There are other slick methods built in to DataFrames. For example, we can quickly compute the Pearson correlation between all pairs of data with the corr() method of the DataFrame.

In [11]:
df.corr()
Out[11]:
trial number impact force (mN) impact time (ms) impact force / body weight adhesive force (mN) time frog pulls on target (ms) adhesive force / body weight adhesive impulse (N-s) total contact area (mm2) contact area without mucus (mm2) contact area with mucus / contact area without mucus contact pressure (Pa) adhesive strength (Pa)
trial number 1.000000 0.081059 -0.012223 -0.165235 -0.144249 -0.300896 -0.000758 -0.152892 -0.070046 0.338473 -0.487218 0.105460 -0.228193
impact force (mN) 0.081059 1.000000 0.065284 0.233450 -0.581344 -0.121341 -0.282177 -0.328656 0.436910 0.447339 -0.163551 0.436010 -0.087942
impact time (ms) -0.012223 0.065284 1.000000 0.060478 0.166485 -0.224467 -0.276984 0.184928 -0.151079 -0.054654 -0.001410 0.088254 -0.010054
impact force / body weight -0.165235 0.233450 0.060478 1.000000 0.313570 0.055374 0.327074 0.303916 -0.291663 -0.190505 -0.084925 0.397020 0.089783
adhesive force (mN) -0.144249 -0.581344 0.166485 0.313570 1.000000 0.172685 -0.017410 0.518693 -0.517483 -0.488566 0.194437 -0.098643 0.336116
time frog pulls on target (ms) -0.300896 -0.121341 -0.224467 0.055374 0.172685 1.000000 0.006804 -0.369147 0.282509 -0.262914 0.620117 -0.353474 0.434311
adhesive force / body weight -0.000758 -0.282177 -0.276984 0.327074 -0.017410 0.006804 1.000000 0.200359 -0.316363 -0.237184 -0.146312 -0.097282 -0.154410
adhesive impulse (N-s) -0.152892 -0.328656 0.184928 0.303916 0.518693 -0.369147 0.200359 1.000000 -0.684423 -0.434937 -0.058184 0.224038 -0.187740
total contact area (mm2) -0.070046 0.436910 -0.151079 -0.291663 -0.517483 0.282509 -0.316363 -0.684423 1.000000 0.383562 0.310887 -0.390094 0.417100
contact area without mucus (mm2) 0.338473 0.447339 -0.054654 -0.190505 -0.488566 -0.262914 -0.237184 -0.434937 0.383562 1.000000 -0.394482 0.026032 0.007942
contact area with mucus / contact area without mucus -0.487218 -0.163551 -0.001410 -0.084925 0.194437 0.620117 -0.146312 -0.058184 0.310887 -0.394482 1.000000 -0.454396 0.506204
contact pressure (Pa) 0.105460 0.436010 0.088254 0.397020 -0.098643 -0.353474 -0.097282 0.224038 -0.390094 0.026032 -0.454396 1.000000 -0.600649
adhesive strength (Pa) -0.228193 -0.087942 -0.010054 0.089783 0.336116 0.434311 -0.154410 -0.187740 0.417100 0.007942 0.506204 -0.600649 1.000000

Shortcut names

It is getting kind of cumbersome indexing with the long column headings.
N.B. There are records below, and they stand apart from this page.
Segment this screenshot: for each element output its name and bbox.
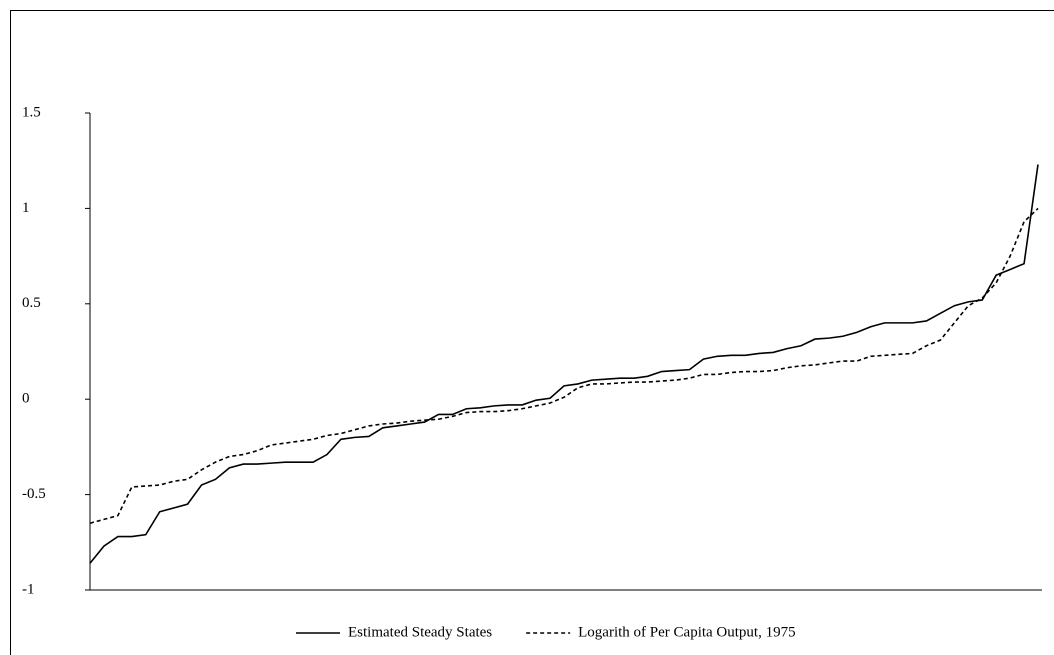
chart-frame — [10, 10, 1054, 655]
data-line — [89, 164, 1039, 564]
y-tick-label: 1.5 — [22, 104, 41, 120]
y-tick-label: 1 — [22, 200, 30, 216]
y-tick-label: -1 — [22, 581, 35, 597]
legend-label: Logarith of Per Capita Output, 1975 — [578, 624, 795, 640]
y-tick-label: 0 — [22, 391, 30, 407]
legend-label: Estimated Steady States — [348, 624, 492, 640]
y-tick-label: 0.5 — [22, 295, 41, 311]
data-line — [89, 207, 1039, 524]
y-tick-label: -0.5 — [22, 486, 46, 502]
The headings are nonetheless useful, since they are descriptive and we never have problems losing track of units. But, let's say we wanted change impact force (mN) to impf for easier indexing. We can use the rename() method of DataFrames. We just pass in a dictionary of columns we want to rename.

In [12]:
# Rename the impact force column
df = df.rename(columns={'impact force (mN)': 'impf'})

We will explore the power of Pandas more in the next lesson, when we practice with DataFrames.